Garlic shrimp and cucumber salad

Garlic Shrimp and Cucumber Salad

This Garlic Shrimp and Cucumber Salad is a light, refreshing dish packed with protein and fresh flavors. Juicy, garlicky shrimp are paired with crisp cucumbers, cherry tomatoes, and a zesty lemon dressing for a perfect balance of flavors. It’s a great low-carb, high-protein meal that can be served as a main dish or a side salad.

Ingredients

For the Shrimp:

1 lb shrimp, peeled and deveined

1 tablespoon olive oil

2 cloves garlic, minced

½ teaspoon salt

¼ teaspoon black pepper

¼ teaspoon paprika

1 teaspoon lemon zest

For the Salad:

2 cups cucumber, diced (Persian or English cucumbers work best)

1 cup cherry tomatoes, halved

¼ cup red onion, thinly sliced

¼ cup fresh cilantro or parsley, chopped

½ avocado, diced (optional, for creaminess)

For the Lemon Dressing:

3 tablespoons olive oil

2 tablespoons lemon juice (freshly squeezed)

1 teaspoon honey or maple syrup

½ teaspoon Dijon mustard

½ teaspoon salt

¼ teaspoon black pepper

Instructions

1. Cook the Shrimp:

Heat olive oil in a skillet over medium-high heat.

Add garlic and saute for 30 seconds until fragrant.

Add the shrimp, salt, black pepper, paprika, and lemon zest.

Cook for 2-3 minutes per side, until the shrimp turn pink and opaque. Remove from heat and set aside.

2. Make the Dressing:

In a small bowl, whisk together olive oil, lemon juice, honey, Dijon mustard, salt, and black pepper.

3. Assemble the Salad:

In a large bowl, combine cucumber, cherry tomatoes, red onion, and cilantro.

Add the cooked shrimp and gently toss with the lemon dressing.

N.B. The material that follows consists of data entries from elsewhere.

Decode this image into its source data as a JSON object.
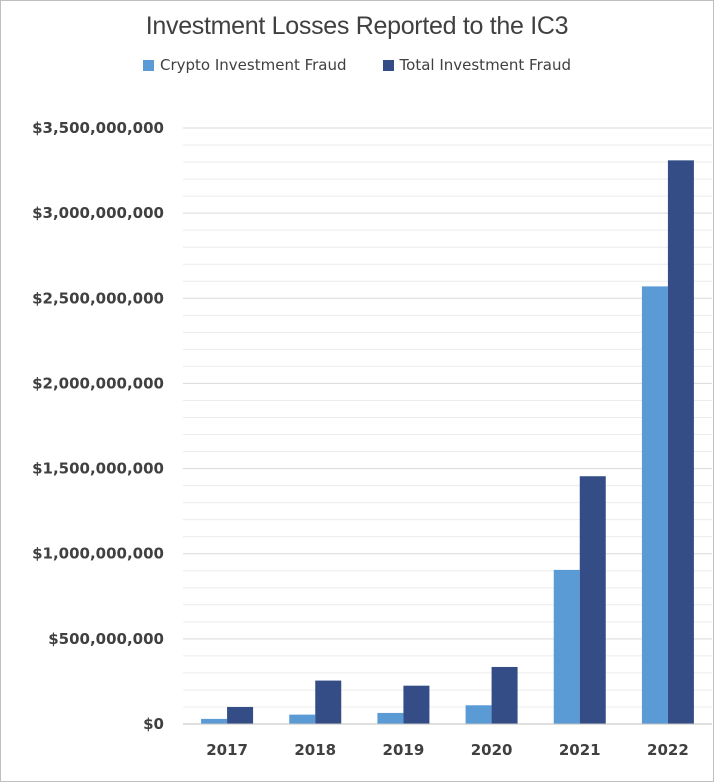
{
  "chart_data": {
    "type": "bar",
    "title": "Investment Losses Reported to the IC3",
    "categories": [
      "2017",
      "2018",
      "2019",
      "2020",
      "2021",
      "2022"
    ],
    "series": [
      {
        "name": "Crypto Investment Fraud",
        "color": "#5b9bd5",
        "values": [
          30000000,
          55000000,
          65000000,
          110000000,
          905000000,
          2570000000
        ]
      },
      {
        "name": "Total Investment Fraud",
        "color": "#344d86",
        "values": [
          100000000,
          255000000,
          225000000,
          335000000,
          1455000000,
          3310000000
        ]
      }
    ],
    "y_ticks": [
      "$0",
      "$500,000,000",
      "$1,000,000,000",
      "$1,500,000,000",
      "$2,000,000,000",
      "$2,500,000,000",
      "$3,000,000,000",
      "$3,500,000,000"
    ],
    "ylim": [
      0,
      3500000000
    ],
    "grid": true,
    "legend_position": "top"
  }
}
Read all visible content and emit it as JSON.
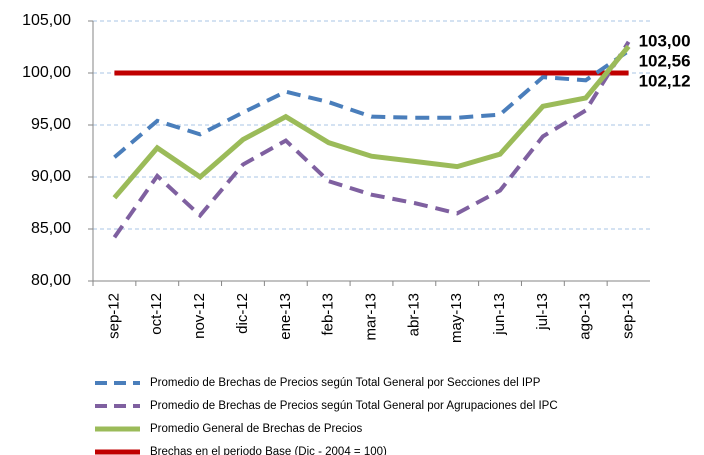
{
  "chart_data": {
    "type": "line",
    "categories": [
      "sep-12",
      "oct-12",
      "nov-12",
      "dic-12",
      "ene-13",
      "feb-13",
      "mar-13",
      "abr-13",
      "may-13",
      "jun-13",
      "jul-13",
      "ago-13",
      "sep-13"
    ],
    "series": [
      {
        "name": "Promedio de Brechas de Precios según Total General por Secciones del IPP",
        "color": "#4a7ebb",
        "dashed": true,
        "label_color": "#376092",
        "values": [
          91.9,
          95.4,
          94.1,
          96.2,
          98.2,
          97.2,
          95.8,
          95.7,
          95.7,
          96.0,
          99.6,
          99.3,
          102.12
        ],
        "value_labels": [
          null,
          null,
          null,
          null,
          null,
          null,
          null,
          null,
          null,
          null,
          null,
          null,
          "102,12"
        ]
      },
      {
        "name": "Promedio de Brechas de Precios según Total General por Agrupaciones del IPC",
        "color": "#7f60a0",
        "dashed": true,
        "label_color": "#604a7b",
        "values": [
          84.2,
          90.1,
          86.3,
          91.2,
          93.5,
          89.6,
          88.3,
          87.5,
          86.5,
          88.7,
          93.9,
          96.4,
          103.0
        ],
        "value_labels": [
          null,
          null,
          null,
          null,
          null,
          null,
          null,
          null,
          null,
          null,
          null,
          null,
          "103,00"
        ]
      },
      {
        "name": "Promedio General de Brechas de Precios",
        "color": "#9bbb59",
        "dashed": false,
        "label_color": "#8a8a00",
        "values": [
          88.0,
          92.8,
          90.0,
          93.6,
          95.8,
          93.3,
          92.0,
          91.5,
          91.0,
          92.2,
          96.8,
          97.6,
          102.56
        ],
        "value_labels": [
          null,
          null,
          null,
          null,
          null,
          null,
          null,
          null,
          null,
          null,
          null,
          null,
          "102,56"
        ]
      },
      {
        "name": "Brechas en el periodo Base (Dic - 2004 = 100)",
        "color": "#c00000",
        "dashed": false,
        "values": [
          100,
          100,
          100,
          100,
          100,
          100,
          100,
          100,
          100,
          100,
          100,
          100,
          100
        ]
      }
    ],
    "ylim": [
      80,
      105
    ],
    "yticks": [
      {
        "value": 80,
        "label": "80,00"
      },
      {
        "value": 85,
        "label": "85,00"
      },
      {
        "value": 90,
        "label": "90,00"
      },
      {
        "value": 95,
        "label": "95,00"
      },
      {
        "value": 100,
        "label": "100,00"
      },
      {
        "value": 105,
        "label": "105,00"
      }
    ],
    "grid": true
  }
}
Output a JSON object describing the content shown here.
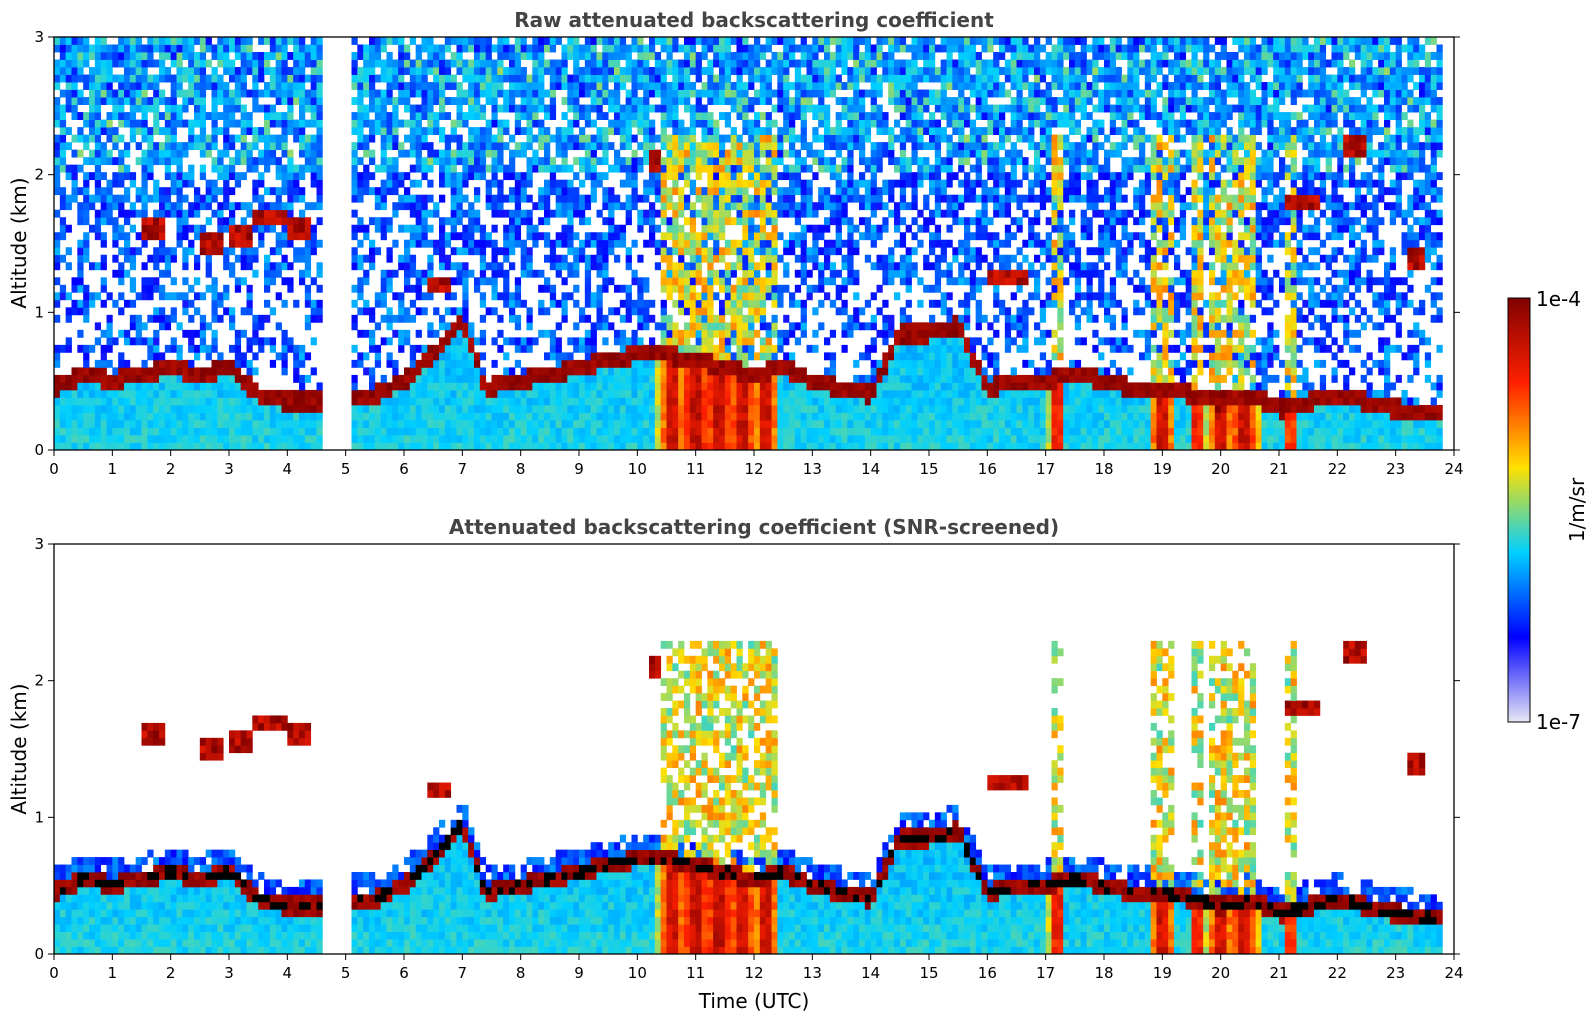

If using, top with avocado just before serving.

4. Serve & Enjoy:

Serve immediately or refrigerate for 15-30 minutes for the flavors to meld.

Nutritional Information 

Calories: ~250

Protein: ~24g

Carbohydrates: ~9g

Fiber: ~2g

Fats: ~14g

Sodium: ~400mg

Cook & Prep Time

Prep Time: 10 minutes

Cook Time: 6 minutes

Total Time: 16 minutes

Notes & Tips

Make It Spicy: Add red pepper flakes or chili powder to the shrimp.

Extra Crunch: Toss in toasted almonds or sesame seeds.

Meal Prep: Store in an airtight container in the fridge for up to 2 days (add avocado just before serving).

Low-Carb & Keto: This salad is naturally low-carb, but for extra fats, add more avocado.